The code for the LinkedList.h class is:

template <typename value_type>

class LinkedList
{
public:
LinkedList();

~LinkedList();

void addToHead(const typename node<value_type>::value_type& entry);
void addToTail(const typename node<value_type>::value_type& entry);
void set_current(node<value_type>* entry);
void remove(string);
void remove_from_head();
void remove_from_tail();
void list_clear();

int list_length();
int count(string name);
double calcAverage();
bool search(string);
node<value_type> * get_head();
node<value_type> * get_tail();
node<value_type> * get_current();

LinkedList& operator+=(LinkedList&);

private:
node<value_type>* head;
node<value_type>* tail;
node<value_type>* current;
};
template <typename value_type>
ostream& operator <<(ostream&, LinkedList&);

I assume this has something to do with templates and that this part of the code is outside the scope of the class but different combinations of typedef and just seemed to cause more errors.

Answer 1

Indeed LinkedList is not a type there, it is a template .
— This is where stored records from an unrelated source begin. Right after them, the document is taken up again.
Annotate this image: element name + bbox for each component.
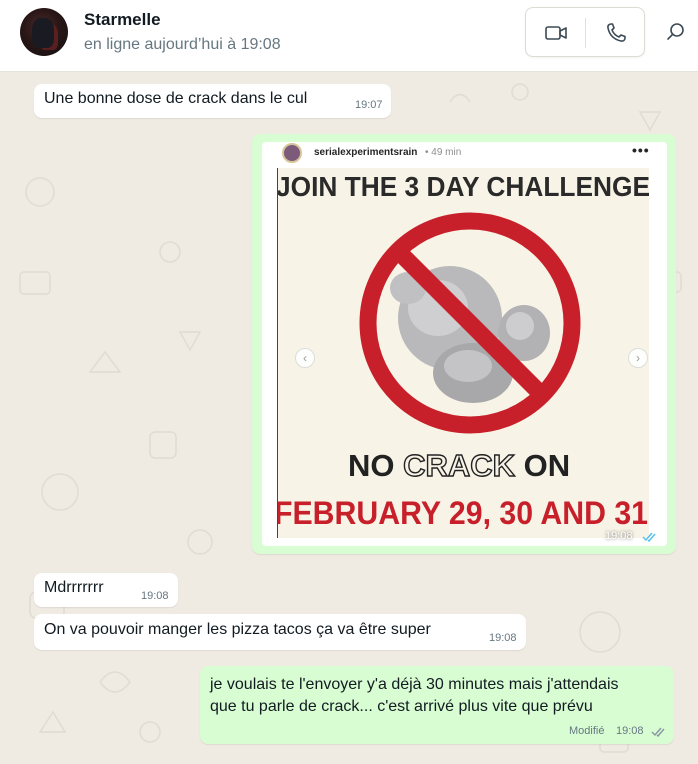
contact-status: en ligne aujourd’hui à 19:08 bbox=[84, 36, 281, 53]
shared-image[interactable]: serialexperimentsrain • 49 min ••• JOIN … bbox=[262, 142, 667, 546]
chat-area[interactable]: Une bonne dose de crack dans le cul 19:0… bbox=[0, 72, 698, 764]
search-button[interactable] bbox=[664, 20, 688, 44]
message-time: 19:08 bbox=[616, 725, 644, 737]
message-time: 19:08 bbox=[605, 530, 633, 542]
message-time: 19:07 bbox=[355, 99, 383, 111]
call-divider bbox=[585, 18, 586, 48]
meme-line1-highlight: CRACK bbox=[403, 448, 516, 483]
message-bubble-outgoing[interactable]: je voulais te l'envoyer y'a déjà 30 minu… bbox=[200, 666, 674, 744]
message-text-line-1: je voulais te l'envoyer y'a déjà 30 minu… bbox=[210, 676, 619, 693]
chat-header: Starmelle en ligne aujourd’hui à 19:08 bbox=[0, 0, 698, 72]
message-bubble-incoming[interactable]: Une bonne dose de crack dans le cul 19:0… bbox=[34, 84, 391, 118]
message-text: On va pouvoir manger les pizza tacos ça … bbox=[44, 621, 431, 638]
read-receipt-icon bbox=[642, 532, 656, 542]
video-call-button[interactable] bbox=[543, 20, 569, 46]
meme-headline: JOIN THE 3 DAY CHALLENGE bbox=[278, 171, 649, 202]
message-bubble-incoming[interactable]: On va pouvoir manger les pizza tacos ça … bbox=[34, 614, 526, 650]
post-author-avatar bbox=[282, 143, 302, 163]
meme-image: JOIN THE 3 DAY CHALLENGE NO CRACK ON FEB… bbox=[277, 168, 649, 538]
message-time: 19:08 bbox=[489, 632, 517, 644]
post-author-name: serialexperimentsrain bbox=[314, 147, 418, 158]
contact-avatar[interactable] bbox=[20, 8, 68, 56]
message-text: Mdrrrrrrr bbox=[44, 579, 104, 596]
message-time: 19:08 bbox=[141, 590, 169, 602]
contact-name[interactable]: Starmelle bbox=[84, 10, 161, 30]
meme-line1: NO CRACK ON bbox=[348, 448, 570, 483]
message-text-line-2: que tu parle de crack... c'est arrivé pl… bbox=[210, 698, 593, 715]
search-icon bbox=[667, 23, 684, 40]
call-button-group bbox=[525, 7, 645, 57]
message-text: Une bonne dose de crack dans le cul bbox=[44, 90, 308, 107]
message-bubble-outgoing-image[interactable]: serialexperimentsrain • 49 min ••• JOIN … bbox=[252, 134, 676, 554]
post-more-options: ••• bbox=[632, 142, 650, 158]
read-receipt-icon bbox=[651, 727, 665, 737]
meme-line1-suffix: ON bbox=[515, 448, 570, 483]
phone-icon bbox=[607, 23, 626, 42]
message-bubble-incoming[interactable]: Mdrrrrrrr 19:08 bbox=[34, 573, 178, 607]
meme-line2: FEBRUARY 29, 30 AND 31 bbox=[278, 495, 648, 531]
video-camera-icon bbox=[545, 26, 567, 40]
carousel-prev-button[interactable]: ‹ bbox=[295, 348, 315, 368]
voice-call-button[interactable] bbox=[603, 20, 629, 46]
carousel-next-button[interactable]: › bbox=[628, 348, 648, 368]
post-age: • 49 min bbox=[425, 147, 462, 158]
meme-line1-prefix: NO bbox=[348, 448, 403, 483]
message-edited-label: Modifié bbox=[569, 725, 605, 737]
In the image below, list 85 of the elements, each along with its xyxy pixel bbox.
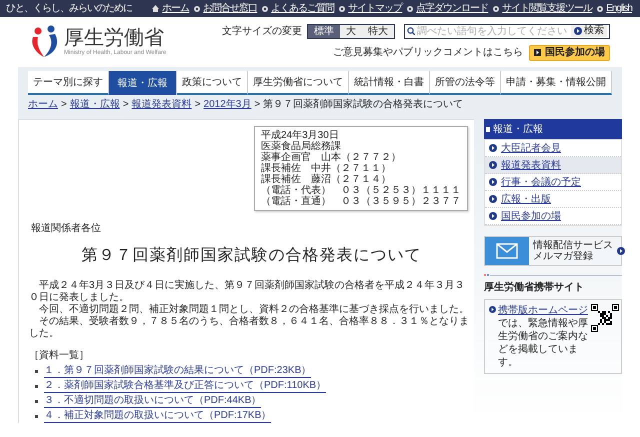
breadcrumb-separator: >	[61, 98, 67, 112]
tagline: ひと、くらし、みらいのために	[6, 2, 132, 16]
comment-text: ご意見募集やパブリックコメントはこちら	[333, 46, 523, 60]
search-field[interactable]: 調べたい語句を入力してください 検索	[404, 24, 610, 38]
breadcrumb-link[interactable]: ホーム	[28, 96, 58, 112]
top-link[interactable]: English	[606, 1, 632, 16]
square-icon	[486, 126, 490, 132]
arrow-icon	[574, 27, 582, 35]
arrow-bullet-icon	[489, 178, 497, 186]
bullet-icon	[35, 400, 38, 403]
arrow-bullet-icon	[489, 212, 497, 220]
bullet-icon	[597, 6, 604, 12]
bullet-icon	[339, 6, 346, 12]
bullet-icon	[35, 370, 38, 373]
home-icon	[152, 5, 160, 12]
sidebar-title: 報道・広報	[493, 122, 543, 136]
sidebar-item[interactable]: 報道発表資料	[485, 157, 621, 174]
sidebar-item[interactable]: 行事・会議の予定	[485, 174, 621, 191]
breadcrumb-separator: >	[122, 98, 129, 112]
body-paragraph: 今回、不適切問題２問、補正対象問題１問とし、資料２の合格基準に基づき採点を行いました。	[38, 304, 470, 316]
bullet-icon	[35, 385, 38, 388]
font-size-label: 文字サイズの変更	[222, 24, 302, 38]
font-size-button[interactable]: 標準	[308, 24, 340, 38]
bullet-icon	[262, 6, 268, 12]
bullet-icon	[35, 415, 38, 418]
top-link[interactable]: お問合せ窓口	[203, 1, 258, 16]
sidebar-item[interactable]: 大臣記者会見	[485, 140, 621, 157]
contact-line: 平成24年3月30日	[261, 130, 339, 141]
mail-banner[interactable]: 情報配信サービス メルマガ登録	[484, 236, 622, 266]
nav-tab[interactable]: 統計情報・白書	[349, 71, 430, 95]
breadcrumb-link[interactable]: 報道発表資料	[132, 96, 192, 112]
envelope-drawing	[485, 237, 529, 265]
contact-line: （電話・直通） ０３（３５９５）２３７７	[261, 196, 461, 207]
breadcrumb-separator: >	[194, 98, 201, 112]
arrow-bullet-icon	[489, 306, 496, 313]
contact-line: 課長補佐 藤沼（２７１４）	[261, 174, 391, 185]
addressee: 報道関係者各位	[31, 222, 102, 236]
top-link[interactable]: サイト閲覧支援ツール	[502, 1, 592, 16]
bullet-icon	[493, 6, 500, 12]
nav-tab[interactable]: 報道・広報	[109, 71, 177, 95]
nav-tab[interactable]: 所管の法令等	[430, 71, 501, 95]
mobile-site-heading: 厚生労働省携帯サイト	[484, 280, 585, 295]
nav-tab[interactable]: 申請・募集・情報公開	[501, 71, 612, 95]
top-link[interactable]: サイトマップ	[348, 1, 402, 16]
arrow-bullet-icon	[489, 195, 497, 203]
top-link[interactable]: ホーム	[162, 1, 190, 16]
sidebar-item[interactable]: 国民参加の場	[485, 208, 621, 225]
nav-tab[interactable]: 厚生労働省について	[248, 71, 349, 95]
arrow-bullet-icon	[489, 161, 497, 169]
mobile-site-text: 携帯版ホームページ では、緊急情報や厚生労働省のご案内などを掲載しています。	[498, 304, 588, 369]
arrow-bullet-icon	[489, 144, 497, 152]
material-link[interactable]: ２．薬剤師国家試験合格基準及び正答について（PDF:110KB）	[44, 380, 326, 393]
breadcrumb-separator: >	[254, 98, 260, 112]
material-link[interactable]: ３．不適切問題の取扱いについて（PDF:44KB）	[44, 395, 262, 408]
contact-line: 課長補佐 中井（２７１１）	[261, 163, 391, 174]
bullet-icon	[407, 6, 414, 12]
logo-name: 厚生労働省	[64, 27, 165, 49]
search-icon	[407, 27, 415, 35]
contact-line: （電話・代表） ０３（５２５３）１１１１	[261, 185, 461, 196]
participation-button[interactable]: 国民参加の場	[529, 44, 610, 60]
sidebar-item[interactable]: 広報・出版	[485, 191, 621, 208]
material-link[interactable]: １．第９７回薬剤師国家試験の結果について（PDF:23KB）	[44, 365, 312, 378]
bullet-icon	[194, 6, 200, 12]
search-button[interactable]: 検索	[571, 25, 607, 37]
contact-line: 薬事企画官 山本（２７７２）	[261, 152, 401, 163]
nav-tab[interactable]: 政策について	[177, 71, 248, 95]
page-title: 第９７回薬剤師国家試験の合格発表について	[80, 246, 422, 266]
nav-tab[interactable]: テーマ別に探す	[28, 71, 109, 95]
font-size-button[interactable]: 特大	[362, 24, 394, 38]
contact-line: 医薬食品局総務課	[261, 141, 341, 152]
logo-drawing	[30, 25, 60, 59]
top-link[interactable]: 点字ダウンロード	[416, 1, 488, 16]
arrow-bullet-icon	[617, 247, 625, 255]
breadcrumb-current: 第９７回薬剤師国家試験の合格発表について	[263, 98, 464, 112]
material-link[interactable]: ４．補正対象問題の取扱いについて（PDF:17KB）	[44, 410, 272, 423]
breadcrumb-link[interactable]: 2012年3月	[204, 96, 252, 112]
body-paragraph: その結果、受験者数９，７８５名のうち、合格者数８，６４１名、合格率８８．３１％となりました。	[29, 316, 470, 340]
mobile-site-link[interactable]: 携帯版ホームページ	[498, 305, 588, 316]
materials-heading: ［資料一覧］	[29, 348, 90, 363]
top-link[interactable]: よくあるご質問	[271, 1, 334, 16]
font-size-button[interactable]: 大	[340, 24, 362, 38]
breadcrumb-link[interactable]: 報道・広報	[70, 96, 120, 112]
qr-code-drawing	[591, 304, 619, 332]
body-paragraph: 平成２４年3月３日及び４日に実施した、第９７回薬剤師国家試験の合格者を平成２４年３月３０日に発表しました。	[29, 280, 466, 304]
arrow-icon	[534, 49, 541, 56]
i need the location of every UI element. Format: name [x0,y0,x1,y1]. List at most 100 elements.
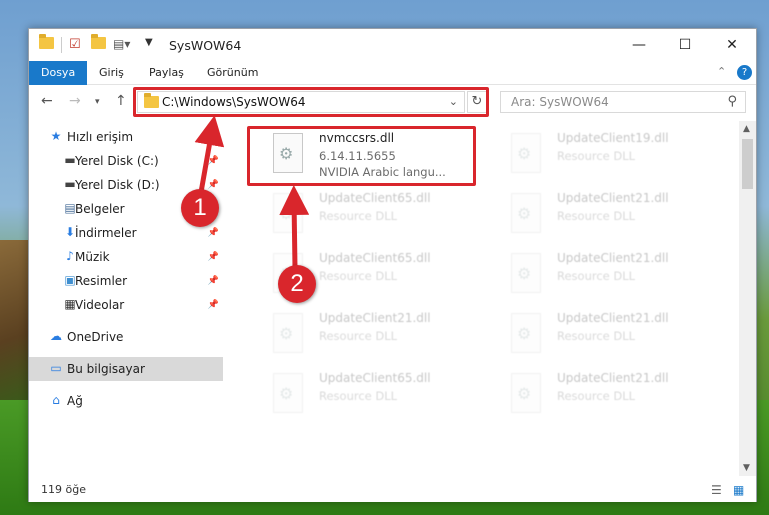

You can create a type out of the template by instantiating it, substituting it's template parameters with types.

template <typename value_type>
ostream& operator <<(ostream&, const LinkedList<value_type>&);

Edit: As suggested by @Scheff the linked listed should also be const , because the operator<< should never change it.

Answer 2

That is because LinkedList is not a type indeed. LinkedList<int> or LinkedList<std::string> is a type. While LinkedList<value_type> is a type template used to build actual types.

What you need to do is to specify the template parameter as follows:

template <typename value_type>
ostream& operator <<(ostream&, LinkedList<value_type>&);